Pour que vous me parliez, je me suis mis en prière,
Mais je n’entendais rien que le vent qui faisait battre mon volet,
Que la pluie et cette sourde plainte de mon cœur.
Ne tardez plus, car, dans mon âge mûr,
Je sens que j’ai besoin de votre conseil.
Ah ! Pourquoi vous cachez-vous ainsi ?
Pourquoi mettre entre vous et moi des siècles d’ombre et de silence ?
Je suis prêt à sentir votre main dans la mienne,
Mais j’étreins le vide tout à coup,
Je n’aurais jamais cru qu’il fût aussi difficile de la saisir.
Vous êtes fixe dans ma pensée.
Il faut que j’aille à la conquête de votre pauvreté
Comme à la conquête d’un lys dans les difficultés d’une croisade.
Ayez pitié de moi, Patriarche !
Si loin, et si proche : car vous veillez singulièrement sur ma vie !
Vous ne m’avez rien refusé que de vous laisser entendre et voir.
Mon cœur s’emplit de piété quand je pense
Qu’à toutes mes heures d’amertume vous êtes là !
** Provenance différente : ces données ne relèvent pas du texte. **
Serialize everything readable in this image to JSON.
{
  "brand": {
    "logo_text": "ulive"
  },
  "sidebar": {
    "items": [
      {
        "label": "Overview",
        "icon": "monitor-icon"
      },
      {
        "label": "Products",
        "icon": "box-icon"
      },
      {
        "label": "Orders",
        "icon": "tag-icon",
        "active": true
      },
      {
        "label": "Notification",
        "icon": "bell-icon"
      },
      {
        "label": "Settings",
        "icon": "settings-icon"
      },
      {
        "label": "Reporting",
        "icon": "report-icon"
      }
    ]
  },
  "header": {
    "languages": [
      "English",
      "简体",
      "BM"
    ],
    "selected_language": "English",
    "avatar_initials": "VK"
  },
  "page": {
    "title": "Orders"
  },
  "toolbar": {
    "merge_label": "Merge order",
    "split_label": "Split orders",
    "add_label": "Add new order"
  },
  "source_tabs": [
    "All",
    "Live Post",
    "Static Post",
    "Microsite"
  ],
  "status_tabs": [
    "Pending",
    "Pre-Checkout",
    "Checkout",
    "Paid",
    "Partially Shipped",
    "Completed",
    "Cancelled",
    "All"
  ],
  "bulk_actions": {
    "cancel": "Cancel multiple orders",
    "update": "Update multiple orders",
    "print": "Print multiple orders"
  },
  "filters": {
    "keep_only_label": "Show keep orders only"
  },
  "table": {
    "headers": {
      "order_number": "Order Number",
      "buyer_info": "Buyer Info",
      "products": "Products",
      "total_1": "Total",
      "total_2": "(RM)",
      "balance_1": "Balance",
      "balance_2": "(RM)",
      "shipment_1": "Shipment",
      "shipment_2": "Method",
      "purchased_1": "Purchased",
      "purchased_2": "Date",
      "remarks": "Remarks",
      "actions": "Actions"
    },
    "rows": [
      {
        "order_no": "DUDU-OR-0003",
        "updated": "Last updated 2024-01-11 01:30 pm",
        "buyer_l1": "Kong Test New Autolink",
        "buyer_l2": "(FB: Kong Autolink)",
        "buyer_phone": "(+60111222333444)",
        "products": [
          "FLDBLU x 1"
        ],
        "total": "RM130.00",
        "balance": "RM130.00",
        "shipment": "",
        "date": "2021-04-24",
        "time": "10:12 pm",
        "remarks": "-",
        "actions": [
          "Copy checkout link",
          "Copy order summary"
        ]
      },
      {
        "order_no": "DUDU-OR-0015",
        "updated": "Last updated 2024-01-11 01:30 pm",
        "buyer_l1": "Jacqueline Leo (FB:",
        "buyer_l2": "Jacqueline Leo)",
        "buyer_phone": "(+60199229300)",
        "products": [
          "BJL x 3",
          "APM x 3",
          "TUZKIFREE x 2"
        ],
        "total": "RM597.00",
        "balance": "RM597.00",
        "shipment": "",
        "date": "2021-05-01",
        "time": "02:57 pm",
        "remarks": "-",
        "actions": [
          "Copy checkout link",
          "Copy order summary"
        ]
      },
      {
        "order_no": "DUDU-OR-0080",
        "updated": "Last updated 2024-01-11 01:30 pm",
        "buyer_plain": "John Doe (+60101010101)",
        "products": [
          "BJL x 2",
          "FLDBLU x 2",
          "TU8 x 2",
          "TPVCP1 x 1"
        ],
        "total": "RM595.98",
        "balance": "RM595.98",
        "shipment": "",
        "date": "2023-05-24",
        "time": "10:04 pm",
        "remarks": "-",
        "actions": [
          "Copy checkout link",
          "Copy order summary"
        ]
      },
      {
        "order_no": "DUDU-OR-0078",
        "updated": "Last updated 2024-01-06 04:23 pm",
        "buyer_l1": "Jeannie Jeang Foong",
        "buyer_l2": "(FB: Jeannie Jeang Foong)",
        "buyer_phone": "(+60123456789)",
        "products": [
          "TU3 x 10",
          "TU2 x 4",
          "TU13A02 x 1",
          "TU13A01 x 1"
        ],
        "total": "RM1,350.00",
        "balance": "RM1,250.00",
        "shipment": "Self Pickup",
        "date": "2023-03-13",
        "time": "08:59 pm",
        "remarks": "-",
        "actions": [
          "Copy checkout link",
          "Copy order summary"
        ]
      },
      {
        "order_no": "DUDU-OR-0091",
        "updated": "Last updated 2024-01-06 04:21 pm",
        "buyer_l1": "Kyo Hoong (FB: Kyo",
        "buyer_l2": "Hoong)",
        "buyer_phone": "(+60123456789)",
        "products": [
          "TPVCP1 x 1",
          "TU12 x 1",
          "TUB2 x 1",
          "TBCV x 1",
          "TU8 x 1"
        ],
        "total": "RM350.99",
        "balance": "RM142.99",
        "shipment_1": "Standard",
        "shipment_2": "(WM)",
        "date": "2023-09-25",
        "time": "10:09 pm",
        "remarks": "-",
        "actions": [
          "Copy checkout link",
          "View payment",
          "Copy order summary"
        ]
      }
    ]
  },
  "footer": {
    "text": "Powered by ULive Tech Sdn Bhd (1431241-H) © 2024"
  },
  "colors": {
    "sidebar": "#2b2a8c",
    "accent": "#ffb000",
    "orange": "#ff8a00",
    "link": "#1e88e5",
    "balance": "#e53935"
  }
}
J’aime, de vous, jusqu’aux images les plus banales,
Jusqu’aux statues bariolées qui se dressent sur l’autel villageois,
Qui vous représentent avec une équerre, un bâton ou une règle à la main.
Vous, le bafoué,
Dont le nom seul est une gêne sur les lèvres du chrétien tiède,
Et un blasphème sur celles de l’impie,
Recevez ici mon hommage. (…)
Souvenez-vous de votre sortie d’Egypte,
Quand la persécution eut pris fin, quel arc-en-ciel se leva sur les vergers sonores !
Mais ces merveilles ne furent rien,
en comparaison de celles que vous avez contemplées au moment où, comme un lys,
La main de votre divin Fils s’est posée sur votre paupière pour la clore.
L’ombre peut régner dans ma chambre.
Il y a de la lumière au-dehors.
Vous m’êtes témoin, ô Saint Joseph !
Que les seules vraies joies que j’ai goûtées,
C’est dans l’ombre quand je me sens avec vous.
Lorsque l’on est privé d’honneurs, combien il est doux d’aimer son métier, de se dire que L’on travaille sur votre établi et que notre famille contemple notre œuvre du moins avec l’œil bienveillant de la foi !
Qu’Ils en ont vu, Jésus et Marie, d’hommes qui vous tenaient pour peu de chose,
Qui dressaient en face de votre boutique aux meubles simples et honnêtes leur art décoratif !
Ce n’est pas chez vous qu’un Pilate eût commandé son lavabo, Hérode son lit, César sa chaise.
Ils s’adressaient aux fournisseurs officiels qui en recevaient de la gloire.
Mais vous, Patron bien-aimé, vous avez déposé dans le cœur des ouvriers de bonne volonté,
A qui ne vont point les faveurs des puissants de ce monde, cette graine cachée qui s’appelle l’amour et qui ne se vend ni ne s’achète.
Cette graine, vous la faites tant fructifier en moi,
Et embaumer, que ma bouche ne sait vous dire mon allégresse.
Donnez-moi l’ombre, sinon mon amour est mort.